Mahdi started his independent academic career as an assistant professor at UCLA, moved to Purdue University in 2004, was appointed R. B. Wetherill Professor of Chemistry and Chemical Engineering at Purdue University in 2013, and moved back to California in 2016, where he currently holds the Mellichamp Chair in green chemistry at UCSB.

== Research ==
Abu-Omar's interdisciplinary research addresses fundamental problems in energy science, sustainability, and green chemistry at the interface of inorganic chemistry and catalysis. Much of modern life materials are based on nonrenewable petroleum. Over the past decade the Abu-Omar research group contributed to biomass conversion and bio-inspired chemistry by discovering and developing new transformations that provide access to new molecules that are precursors to renewable materials and fuels. A unifying theme for much of Abu-Omar's research is the combination of synthetic chemistry with detailed mechanistic investigations through chemical kinetics.

Abu-Omar has authored more than 150 original research articles in scientific journals, and supervised 35 Ph.D. students as well as several postdoctoral scholars.

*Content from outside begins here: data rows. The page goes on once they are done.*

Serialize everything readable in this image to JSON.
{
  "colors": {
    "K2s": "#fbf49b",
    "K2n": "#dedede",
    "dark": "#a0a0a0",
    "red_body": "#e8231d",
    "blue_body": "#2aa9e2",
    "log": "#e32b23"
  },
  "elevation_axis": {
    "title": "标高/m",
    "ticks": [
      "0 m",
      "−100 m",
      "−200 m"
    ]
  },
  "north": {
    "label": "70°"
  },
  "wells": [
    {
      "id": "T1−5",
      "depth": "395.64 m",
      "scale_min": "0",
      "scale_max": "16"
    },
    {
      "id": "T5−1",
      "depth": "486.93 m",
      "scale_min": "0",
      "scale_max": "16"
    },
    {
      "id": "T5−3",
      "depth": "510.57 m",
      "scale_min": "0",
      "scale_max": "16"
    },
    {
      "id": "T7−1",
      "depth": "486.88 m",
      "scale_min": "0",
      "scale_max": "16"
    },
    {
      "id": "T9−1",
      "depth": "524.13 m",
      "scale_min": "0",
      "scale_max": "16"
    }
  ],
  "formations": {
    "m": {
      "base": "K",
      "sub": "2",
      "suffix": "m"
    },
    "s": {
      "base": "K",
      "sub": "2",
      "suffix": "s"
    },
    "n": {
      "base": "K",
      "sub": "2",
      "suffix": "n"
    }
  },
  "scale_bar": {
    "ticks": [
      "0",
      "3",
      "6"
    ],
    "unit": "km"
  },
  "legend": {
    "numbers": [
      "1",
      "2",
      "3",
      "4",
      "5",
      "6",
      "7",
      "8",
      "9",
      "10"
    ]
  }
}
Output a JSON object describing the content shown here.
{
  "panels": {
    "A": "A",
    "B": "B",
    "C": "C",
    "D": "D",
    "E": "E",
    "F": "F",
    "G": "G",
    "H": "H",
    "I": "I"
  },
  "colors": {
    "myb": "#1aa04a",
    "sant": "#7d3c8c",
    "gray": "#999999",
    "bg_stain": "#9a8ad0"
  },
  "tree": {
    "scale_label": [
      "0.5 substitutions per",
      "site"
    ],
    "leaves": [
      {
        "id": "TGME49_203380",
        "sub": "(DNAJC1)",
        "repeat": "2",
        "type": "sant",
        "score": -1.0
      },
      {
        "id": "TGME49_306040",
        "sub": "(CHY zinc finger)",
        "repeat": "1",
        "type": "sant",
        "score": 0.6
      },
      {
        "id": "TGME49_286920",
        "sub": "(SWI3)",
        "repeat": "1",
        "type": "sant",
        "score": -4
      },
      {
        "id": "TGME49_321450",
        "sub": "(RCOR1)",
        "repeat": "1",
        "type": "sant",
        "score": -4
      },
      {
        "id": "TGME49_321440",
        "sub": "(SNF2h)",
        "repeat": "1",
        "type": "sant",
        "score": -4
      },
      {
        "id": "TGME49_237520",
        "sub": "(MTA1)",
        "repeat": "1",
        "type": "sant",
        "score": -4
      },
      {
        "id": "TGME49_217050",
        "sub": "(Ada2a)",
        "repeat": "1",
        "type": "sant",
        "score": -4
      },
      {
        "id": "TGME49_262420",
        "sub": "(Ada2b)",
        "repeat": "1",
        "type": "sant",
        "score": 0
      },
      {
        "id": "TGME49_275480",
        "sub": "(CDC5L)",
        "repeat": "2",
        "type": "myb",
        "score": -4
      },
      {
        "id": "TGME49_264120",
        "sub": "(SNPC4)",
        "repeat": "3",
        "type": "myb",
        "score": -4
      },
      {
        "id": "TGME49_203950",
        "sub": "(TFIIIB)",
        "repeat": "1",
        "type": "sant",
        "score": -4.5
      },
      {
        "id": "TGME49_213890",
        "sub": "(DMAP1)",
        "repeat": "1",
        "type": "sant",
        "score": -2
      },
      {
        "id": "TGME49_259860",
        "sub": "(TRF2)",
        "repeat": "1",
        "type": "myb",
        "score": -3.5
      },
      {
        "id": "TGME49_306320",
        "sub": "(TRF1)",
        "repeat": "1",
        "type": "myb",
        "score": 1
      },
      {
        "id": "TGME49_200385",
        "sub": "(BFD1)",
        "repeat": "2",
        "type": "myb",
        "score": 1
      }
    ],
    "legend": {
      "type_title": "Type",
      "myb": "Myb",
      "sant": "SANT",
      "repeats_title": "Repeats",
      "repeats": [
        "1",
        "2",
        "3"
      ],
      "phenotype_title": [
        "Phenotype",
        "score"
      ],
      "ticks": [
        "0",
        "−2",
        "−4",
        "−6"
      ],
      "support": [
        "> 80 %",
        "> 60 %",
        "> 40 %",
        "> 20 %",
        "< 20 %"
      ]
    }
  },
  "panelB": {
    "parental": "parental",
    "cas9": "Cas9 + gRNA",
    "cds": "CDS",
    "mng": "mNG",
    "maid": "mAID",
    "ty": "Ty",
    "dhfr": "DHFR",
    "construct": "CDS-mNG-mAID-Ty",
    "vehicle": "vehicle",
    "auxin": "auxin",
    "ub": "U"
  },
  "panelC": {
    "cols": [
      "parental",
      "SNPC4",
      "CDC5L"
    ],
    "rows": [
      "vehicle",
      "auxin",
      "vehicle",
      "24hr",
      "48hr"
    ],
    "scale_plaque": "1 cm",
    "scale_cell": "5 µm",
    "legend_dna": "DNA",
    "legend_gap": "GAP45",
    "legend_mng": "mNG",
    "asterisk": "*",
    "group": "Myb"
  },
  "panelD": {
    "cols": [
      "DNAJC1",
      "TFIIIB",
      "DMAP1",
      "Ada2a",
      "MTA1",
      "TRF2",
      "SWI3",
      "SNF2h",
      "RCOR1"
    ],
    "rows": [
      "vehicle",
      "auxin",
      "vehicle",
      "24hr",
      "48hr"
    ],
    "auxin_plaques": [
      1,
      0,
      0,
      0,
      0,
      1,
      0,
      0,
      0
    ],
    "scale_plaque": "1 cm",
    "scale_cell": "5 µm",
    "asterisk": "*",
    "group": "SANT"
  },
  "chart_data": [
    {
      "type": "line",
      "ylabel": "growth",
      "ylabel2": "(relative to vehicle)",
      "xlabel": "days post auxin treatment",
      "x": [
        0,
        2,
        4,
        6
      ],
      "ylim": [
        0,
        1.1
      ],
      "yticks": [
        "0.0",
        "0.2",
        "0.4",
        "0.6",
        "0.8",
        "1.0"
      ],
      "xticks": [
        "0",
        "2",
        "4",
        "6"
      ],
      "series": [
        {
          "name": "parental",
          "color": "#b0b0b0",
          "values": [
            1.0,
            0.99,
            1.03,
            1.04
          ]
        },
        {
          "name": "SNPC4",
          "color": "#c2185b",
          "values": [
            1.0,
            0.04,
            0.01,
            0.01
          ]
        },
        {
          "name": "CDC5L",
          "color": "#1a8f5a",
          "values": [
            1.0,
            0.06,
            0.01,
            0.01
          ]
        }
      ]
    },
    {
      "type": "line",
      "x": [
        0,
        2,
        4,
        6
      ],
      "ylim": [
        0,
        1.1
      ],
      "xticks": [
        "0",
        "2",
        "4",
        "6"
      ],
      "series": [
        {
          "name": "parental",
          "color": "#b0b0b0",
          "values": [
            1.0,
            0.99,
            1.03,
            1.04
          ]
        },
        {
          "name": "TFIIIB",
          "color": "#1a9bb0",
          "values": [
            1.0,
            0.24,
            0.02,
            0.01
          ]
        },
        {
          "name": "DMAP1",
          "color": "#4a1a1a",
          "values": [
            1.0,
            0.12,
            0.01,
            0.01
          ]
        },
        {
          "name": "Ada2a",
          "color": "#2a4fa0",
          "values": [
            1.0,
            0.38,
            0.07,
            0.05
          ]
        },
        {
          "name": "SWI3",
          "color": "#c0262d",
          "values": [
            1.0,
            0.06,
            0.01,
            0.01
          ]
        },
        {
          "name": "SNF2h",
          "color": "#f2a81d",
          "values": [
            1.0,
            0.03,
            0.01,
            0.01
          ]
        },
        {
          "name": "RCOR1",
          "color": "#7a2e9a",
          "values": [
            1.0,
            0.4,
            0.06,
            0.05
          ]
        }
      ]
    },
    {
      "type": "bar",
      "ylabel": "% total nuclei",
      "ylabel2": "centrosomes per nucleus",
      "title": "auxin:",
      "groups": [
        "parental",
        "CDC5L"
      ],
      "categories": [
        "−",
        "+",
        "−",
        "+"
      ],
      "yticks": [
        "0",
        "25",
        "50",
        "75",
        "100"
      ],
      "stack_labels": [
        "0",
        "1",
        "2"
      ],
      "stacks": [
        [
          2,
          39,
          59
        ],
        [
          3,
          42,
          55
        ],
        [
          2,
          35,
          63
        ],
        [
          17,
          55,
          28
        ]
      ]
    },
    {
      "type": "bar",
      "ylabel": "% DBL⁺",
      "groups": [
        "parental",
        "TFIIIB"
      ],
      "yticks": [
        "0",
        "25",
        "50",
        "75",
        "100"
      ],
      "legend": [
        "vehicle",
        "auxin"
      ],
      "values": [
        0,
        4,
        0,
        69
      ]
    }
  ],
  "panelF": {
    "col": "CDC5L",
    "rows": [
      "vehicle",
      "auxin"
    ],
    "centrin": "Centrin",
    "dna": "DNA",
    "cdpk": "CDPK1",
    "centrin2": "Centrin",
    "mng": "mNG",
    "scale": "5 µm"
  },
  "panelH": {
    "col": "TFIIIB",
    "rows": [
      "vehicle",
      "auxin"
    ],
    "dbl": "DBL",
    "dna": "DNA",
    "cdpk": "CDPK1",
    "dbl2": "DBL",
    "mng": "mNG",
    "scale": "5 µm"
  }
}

Among Mahdi's research contributions are the discovery of catalytic perchlorate remediation, the conversion of lignin from intact biomass to aromatic chemicals and introduction of a new biorefinery concept known as lignin-first, discovery of rhenium-catalyzed H2-driven deoxydehydration (DODH) of biomass-derived polyols, the development of bio-inspired catalysts for on-demand production of chlorine dioxide in water under ambient temperature, pressure and neutral pH, and development of kinetic methods for the study of olefin polymerization catalysts.

== Awards and honors ==
- Faculty Early Career Development Award (CAREER), NSF, 1999.
- Beckman Young Investigator Award, Beckman Foundation, 1999.
- Fulbright Fellow, US-Israel Education Foundation, 2008.
- JPP Young Investigator Award, Society of Porphyrins and Phthalocyanines, 2010.
- Fellow of the American Association for the Advancement of Science, 2012.
- Crano Memorial Lecturer, ACS Akron Section, OH, 2013.